Italy, Bulgaria, Romania, Spain and Croatia have allowed the use of airspace and bases, and Japan has expressed interest in helping with postwar reconstruction.
Although Bulgaria was on a list of backers released by the State Department immediately after Mr. Powell's interview, the East European nation was missing from a "definitive list" released later by Mr. Boucher.
Bulgaria was the only member of the U.N. Security Council to support publicly the U.S.-British-Spanish draft resolution authorizing the use of force against Iraq, which was never put to a vote. U.S. aircraft are using Bulgarian airspace and a base on the Black Sea for refueling.
The Bulgarian ambassador to Washington, Elena Poptodorova, said yesterday that she was surprised that her country was not on the State Department list and confirmed that Bulgaria will support the military operation in any way it can.

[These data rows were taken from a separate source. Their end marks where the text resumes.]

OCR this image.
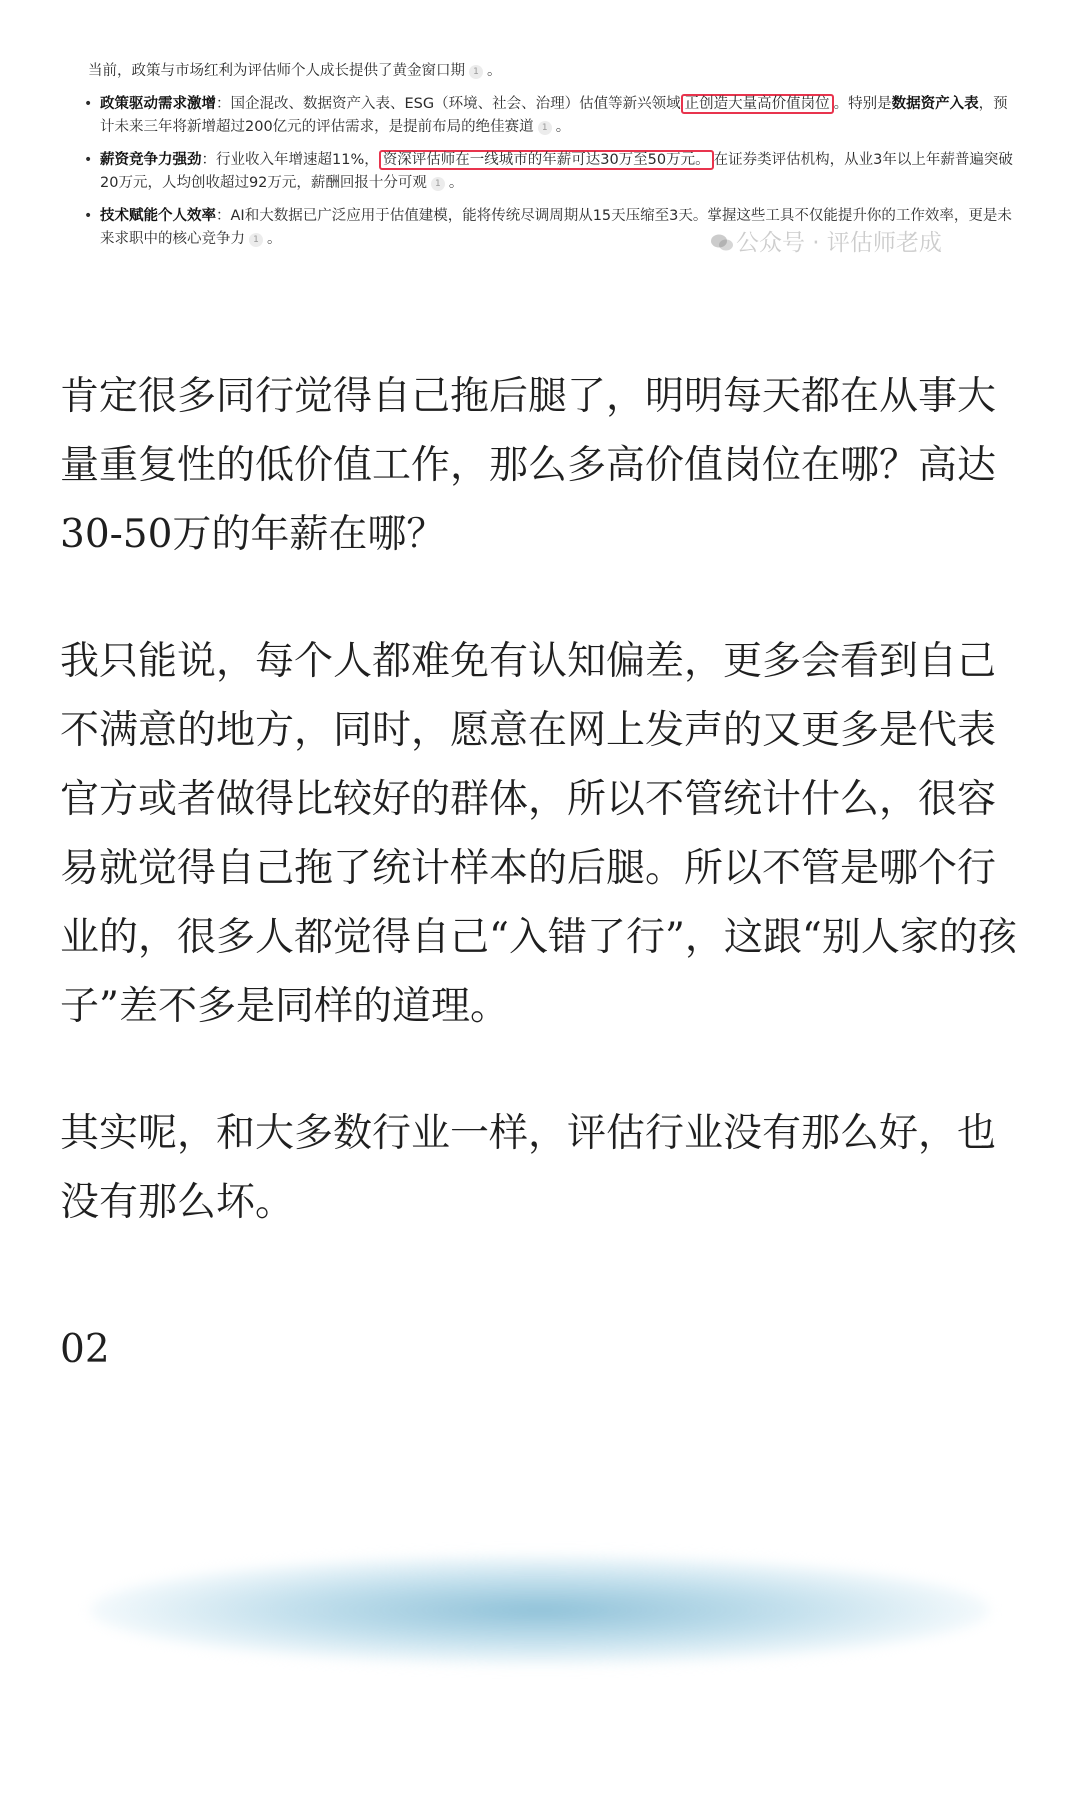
当前，政策与市场红利为评估师个人成长提供了黄金窗口期 1 。

• 政策驱动需求激增：国企混改、数据资产入表、ESG（环境、社会、治理）估值等新兴领域 正创造大量高价值岗位 。特别是数据资产入表，预计未来三年将新增超过200亿元的评估需求，是提前布局的绝佳赛道 1 。
• 薪资竞争力强劲：行业收入年增速超11%， 资深评估师在一线城市的年薪可达30万至50万元。 在证券类评估机构，从业3年以上年薪普遍突破20万元，人均创收超过92万元，薪酬回报十分可观 1 。
• 技术赋能个人效率：AI和大数据已广泛应用于估值建模，能将传统尽调周期从15天压缩至3天。掌握这些工具不仅能提升你的工作效率，更是未来求职中的核心竞争力 1 。	公众号 · 评估师老成

肯定很多同行觉得自己拖后腿了，明明每天都在从事大量重复性的低价值工作，那么多高价值岗位在哪？高达30-50万的年薪在哪？

我只能说，每个人都难免有认知偏差，更多会看到自己不满意的地方，同时，愿意在网上发声的又更多是代表官方或者做得比较好的群体，所以不管统计什么，很容易就觉得自己拖了统计样本的后腿。所以不管是哪个行业的，很多人都觉得自己“入错了行”，这跟“别人家的孩子”差不多是同样的道理。

其实呢，和大多数行业一样，评估行业没有那么好，也没有那么坏。

02
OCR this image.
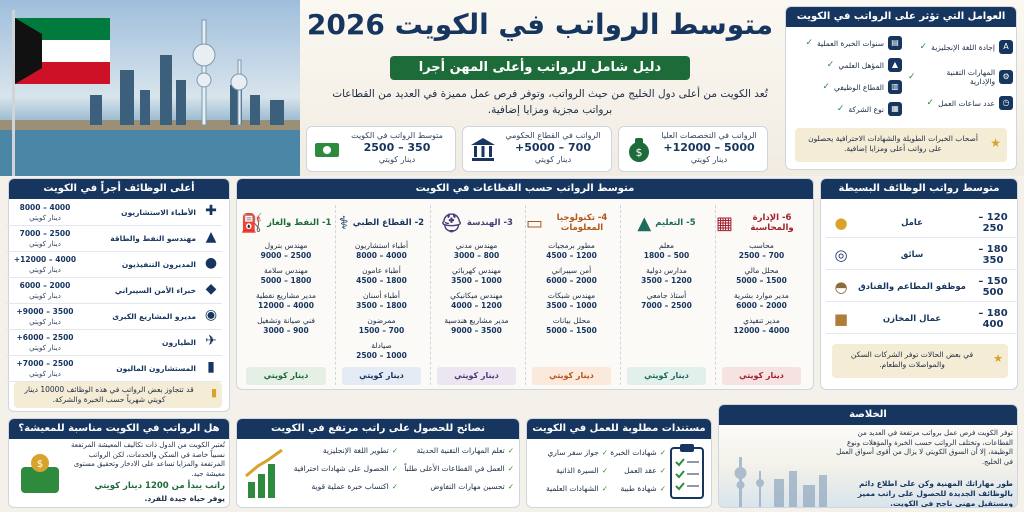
متوسط الرواتب في الكويت 2026
دليل شامل للرواتب وأعلى المهن أجرا
تُعد الكويت من أعلى دول الخليج من حيث الرواتب، وتوفر فرص عمل مميزة في العديد من القطاعات برواتب مجزية ومزايا إضافية.
$
الرواتب في التخصصات العليا
5000 – 12000+
دينار كويتي
الرواتب في القطاع الحكومي
700 – 5000+
دينار كويتي
متوسط الرواتب في الكويت
350 – 2500
دينار كويتي
العوامل التي تؤثر على الرواتب في الكويت
A
إجادة اللغة الإنجليزية
✓
⚙
المهارات التقنية والإدارية
✓
◷
عدد ساعات العمل
✓
▤
سنوات الخبرة العملية
✓
▲
المؤهل العلمي
✓
▥
القطاع الوظيفي
✓
▦
نوع الشركة
✓
أصحاب الخبرات الطويلة والشهادات الاحترافية يحصلون على رواتب أعلى ومزايا إضافية.	★
أعلى الوظائف أجراً في الكويت
✚
الأطباء الاستشاريون
4000 – 8000
دينار كويتي
▲
مهندسو النفط والطاقة
2500 – 7000
دينار كويتي
●
المديرون التنفيذيون
4000 – 12000+
دينار كويتي
◆
خبراء الأمن السيبراني
2000 – 6000
دينار كويتي
◉
مديرو المشاريع الكبرى
3500 – 9000+
دينار كويتي
✈
الطيارون
2500 – 6000+
دينار كويتي
▮
المستشارون الماليون
2500 – 7000+
دينار كويتي
قد تتجاوز بعض الرواتب في هذه الوظائف 10000 دينار كويتي شهرياً حسب الخبرة والشركة.
▮
متوسط الرواتب حسب القطاعات في الكويت
1- النفط والغاز
⛽
مهندس بترول
2500 – 9000
مهندس سلامة
1800 – 5000
مدير مشاريع نفطية
4000 – 12000
فني صيانة وتشغيل
900 – 3000
دينار كويتي
2- القطاع الطبي
⚕
أطباء استشاريون
4000 – 8000
أطباء عامون
1800 – 4500
أطباء أسنان
1800 – 3500
ممرضون
700 – 1500
صيادلة
1000 – 2500
دينار كويتي
3- الهندسة
⛑
مهندس مدني
800 – 3000
مهندس كهربائي
1000 – 3500
مهندس ميكانيكي
1200 – 4000
مدير مشاريع هندسية
3500 – 9000
دينار كويتي
4- تكنولوجيا المعلومات
▭
مطور برمجيات
1200 – 4500
أمن سيبراني
2000 – 6000
مهندس شبكات
1000 – 3500
محلل بيانات
1500 – 5000
دينار كويتي
5- التعليم
▲
معلم
500 – 1800
مدارس دولية
1200 – 3500
أستاذ جامعي
2500 – 7000
دينار كويتي
6- الإدارة والمحاسبة
▦
محاسب
700 – 2500
محلل مالي
1500 – 5000
مدير موارد بشرية
2000 – 6000
مدير تنفيذي
4000 – 12000
دينار كويتي
متوسط رواتب الوظائف البسيطة
120 – 250
عامل
●
180 – 350
سائق
◎
150 – 500
موظفو المطاعم والفنادق
◓
180 – 400
عمال المخازن
■
في بعض الحالات توفر الشركات السكن والمواصلات والطعام.	★
هل الرواتب في الكويت مناسبة للمعيشة؟
تُعتبر الكويت من الدول ذات تكاليف المعيشة المرتفعة نسبياً خاصة في السكن والخدمات، لكن الرواتب المرتفعة والمزايا تساعد على الادخار وتحقيق مستوى معيشة جيد.
راتب يبدأ من 1200 دينار كويتي
يوفر حياة جيدة للفرد.
$
نصائح للحصول على راتب مرتفع في الكويت
✓
تعلم المهارات التقنية الحديثة
✓
العمل في القطاعات الأعلى طلباً
✓
تحسين مهارات التفاوض
✓
تطوير اللغة الإنجليزية
✓
الحصول على شهادات احترافية
✓
اكتساب خبرة عملية قوية
مستندات مطلوبة للعمل في الكويت
✓
شهادات الخبرة
✓
عقد العمل
✓
شهادة طبية
✓
جواز سفر ساري
✓
السيرة الذاتية
✓
الشهادات العلمية
الخلاصة
توفر الكويت فرص عمل برواتب مرتفعة في العديد من القطاعات، وتختلف الرواتب حسب الخبرة والمؤهلات ونوع الوظيفة، إلا أن السوق الكويتي لا يزال من أقوى أسواق العمل في الخليج.
طور مهاراتك المهنية وكن على اطلاع دائم بالوظائف الجديدة للحصول على راتب مميز ومستقبل مهني ناجح في الكويت.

Mr. Boucher said a number of countries on the list, such as Ethiopia, Eritrea and El Salvador, agreed to be named even though they could offer little practical assistance.
"In addition to [the 30] countries, there are actually another 15 or so that we know of, probably more than 15, that are cooperating with us and the coalition, are perhaps offering defensive assets in the event that Saddam resorts to the use of weapons of mass destruction," the spokesman said.
The 30 nations, together with the United States, represent about 1.1 billion people, about a sixth of the world's population.
The list includes no governments in the Arab world, although states in the six-nation Gulf Cooperation Council are giving logistical support to the U.S. forces expected to invade.
The only mainly Muslim countries in the coalition are Albania, Afghanistan, Azerbaijan and Turkey.
Mr. Boucher noted that the coalition list remains open to other nations.